Hoy se retuercen y enfrentan su mayor prueba de fuego; predominan los silencios incómodos.
En Palacio Nacional no duermen ni en los estados donde gobierna la 4T, que experimenta el insomnio del poder bajo asedio judicial.
Las pesadillas tienen nombre y apellido: Distrito Sur de Nueva York.
La conciencia los dobla porque el Departamento de Justicia de Estados Unidos ya formalizó el 29 de abril de 2026 la acusación contra Rubén Rocha Moya y otros nueve funcionarios de Sinaloa por pactar con “Los Chapitos”.
Y no están solos en la vigilia porque destacan Adán Augusto López, Ricardo Monreal, Marina del Pilar, Américo Villarreal, Mario Delgado, y “Andy” López Beltrán, entre otros.
Todos bajo la presión de Washington, donde el fiscal interino Todd Blanche ya advirtió: “habrá más acusaciones contra políticos mexicanos”.
El cisma ya reventó en Morena, el temor político comenzó a instalarse en las alturas del régimen.
La facción leal a AMLO se niega entregar a los suyos, se opone a cualquier acción que huela a cesión ante Estados Unidos.

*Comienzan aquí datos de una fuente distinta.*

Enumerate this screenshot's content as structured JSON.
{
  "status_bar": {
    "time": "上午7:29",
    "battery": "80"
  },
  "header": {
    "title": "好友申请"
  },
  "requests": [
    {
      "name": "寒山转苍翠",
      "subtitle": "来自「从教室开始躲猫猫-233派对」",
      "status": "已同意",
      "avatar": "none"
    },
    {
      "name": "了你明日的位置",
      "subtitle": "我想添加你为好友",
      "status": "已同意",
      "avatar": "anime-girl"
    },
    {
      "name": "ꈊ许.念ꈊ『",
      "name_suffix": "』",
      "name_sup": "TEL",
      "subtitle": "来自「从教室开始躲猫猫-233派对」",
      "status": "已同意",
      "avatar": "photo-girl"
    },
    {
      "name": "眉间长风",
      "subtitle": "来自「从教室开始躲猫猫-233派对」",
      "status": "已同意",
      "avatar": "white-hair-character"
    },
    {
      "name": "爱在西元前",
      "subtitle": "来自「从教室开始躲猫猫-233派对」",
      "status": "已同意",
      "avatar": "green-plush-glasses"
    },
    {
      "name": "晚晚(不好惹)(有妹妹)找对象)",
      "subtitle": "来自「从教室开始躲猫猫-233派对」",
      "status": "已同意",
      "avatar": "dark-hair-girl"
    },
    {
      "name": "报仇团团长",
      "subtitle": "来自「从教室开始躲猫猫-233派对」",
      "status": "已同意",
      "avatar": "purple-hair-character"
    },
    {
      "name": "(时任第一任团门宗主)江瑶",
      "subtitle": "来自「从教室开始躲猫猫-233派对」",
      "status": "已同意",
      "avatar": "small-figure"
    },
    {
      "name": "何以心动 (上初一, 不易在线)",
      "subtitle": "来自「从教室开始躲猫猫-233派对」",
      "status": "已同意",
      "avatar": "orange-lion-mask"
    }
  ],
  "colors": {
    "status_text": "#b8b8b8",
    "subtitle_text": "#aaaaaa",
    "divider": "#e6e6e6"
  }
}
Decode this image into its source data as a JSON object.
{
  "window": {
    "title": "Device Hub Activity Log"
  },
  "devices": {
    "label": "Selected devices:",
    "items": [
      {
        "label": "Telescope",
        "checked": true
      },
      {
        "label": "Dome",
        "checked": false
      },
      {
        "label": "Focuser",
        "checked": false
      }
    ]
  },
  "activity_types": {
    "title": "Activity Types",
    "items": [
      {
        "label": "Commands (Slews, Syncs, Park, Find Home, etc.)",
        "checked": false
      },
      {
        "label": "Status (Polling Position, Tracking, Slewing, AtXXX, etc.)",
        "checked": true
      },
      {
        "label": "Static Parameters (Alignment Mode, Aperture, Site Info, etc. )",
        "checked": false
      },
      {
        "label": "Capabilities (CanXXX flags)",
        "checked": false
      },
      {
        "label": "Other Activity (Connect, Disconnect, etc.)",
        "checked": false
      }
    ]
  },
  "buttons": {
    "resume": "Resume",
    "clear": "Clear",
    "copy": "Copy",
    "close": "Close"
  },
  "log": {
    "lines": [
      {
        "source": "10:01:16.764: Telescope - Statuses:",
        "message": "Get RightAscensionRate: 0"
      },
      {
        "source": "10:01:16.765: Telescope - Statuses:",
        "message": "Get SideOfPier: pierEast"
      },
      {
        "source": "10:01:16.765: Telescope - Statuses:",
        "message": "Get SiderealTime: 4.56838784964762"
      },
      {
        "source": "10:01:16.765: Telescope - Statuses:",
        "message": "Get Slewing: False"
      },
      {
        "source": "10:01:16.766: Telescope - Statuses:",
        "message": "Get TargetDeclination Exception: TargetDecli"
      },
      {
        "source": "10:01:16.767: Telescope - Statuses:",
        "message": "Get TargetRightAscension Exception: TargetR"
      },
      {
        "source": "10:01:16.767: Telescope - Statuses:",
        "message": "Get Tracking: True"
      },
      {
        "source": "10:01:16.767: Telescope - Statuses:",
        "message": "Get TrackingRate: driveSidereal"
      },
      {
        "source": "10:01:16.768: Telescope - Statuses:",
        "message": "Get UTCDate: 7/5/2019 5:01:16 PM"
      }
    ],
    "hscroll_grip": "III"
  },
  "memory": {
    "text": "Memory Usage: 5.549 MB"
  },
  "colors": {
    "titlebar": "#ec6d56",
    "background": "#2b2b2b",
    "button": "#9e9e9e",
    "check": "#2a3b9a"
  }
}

La propia mandataria declaró recientemente que ninguna persona deshonesta puede esconderse bajo el halo de la transformación.
La frase sonó poderosa mediáticamente, pero abrió una interrogante devastadora para el régimen: si eso es cierto, ¿qué ocurrirá con todos aquellos funcionarios señalados por corrupción y presuntos nexos criminales que todavía ocupan posiciones de poder?
¿Aplicará la justicia mexicana para los suyos con el mismo rasero moral que exigió a sus adversarios?
Ahí reside el verdadero dilema político de Sheinbaum. Si protege a los personajes heredados por López Obrador, corre el riesgo de quedar atrapada en la misma red de sospechas y descrédito.
Pero si decide actuar contra ellos, inevitablemente provocará fracturas internas en Morena y romperá con el obradorismo más radical, ese que aún controla estructuras territoriales, legislativas y financieras.
La herencia maldita ya no es metáfora. Es orden de captura. Y México exige saber si la transformación era para tapar o limpiar.
La contradicción entre la alocución de la “honestidad valiente” y las imputaciones por narcopolítica, define la encrucijada central de la 4T.
Cuando el miedo entra a Palacio, las lealtades dejan de ser eternas.
Y eso que las denuncias apenas comienzan.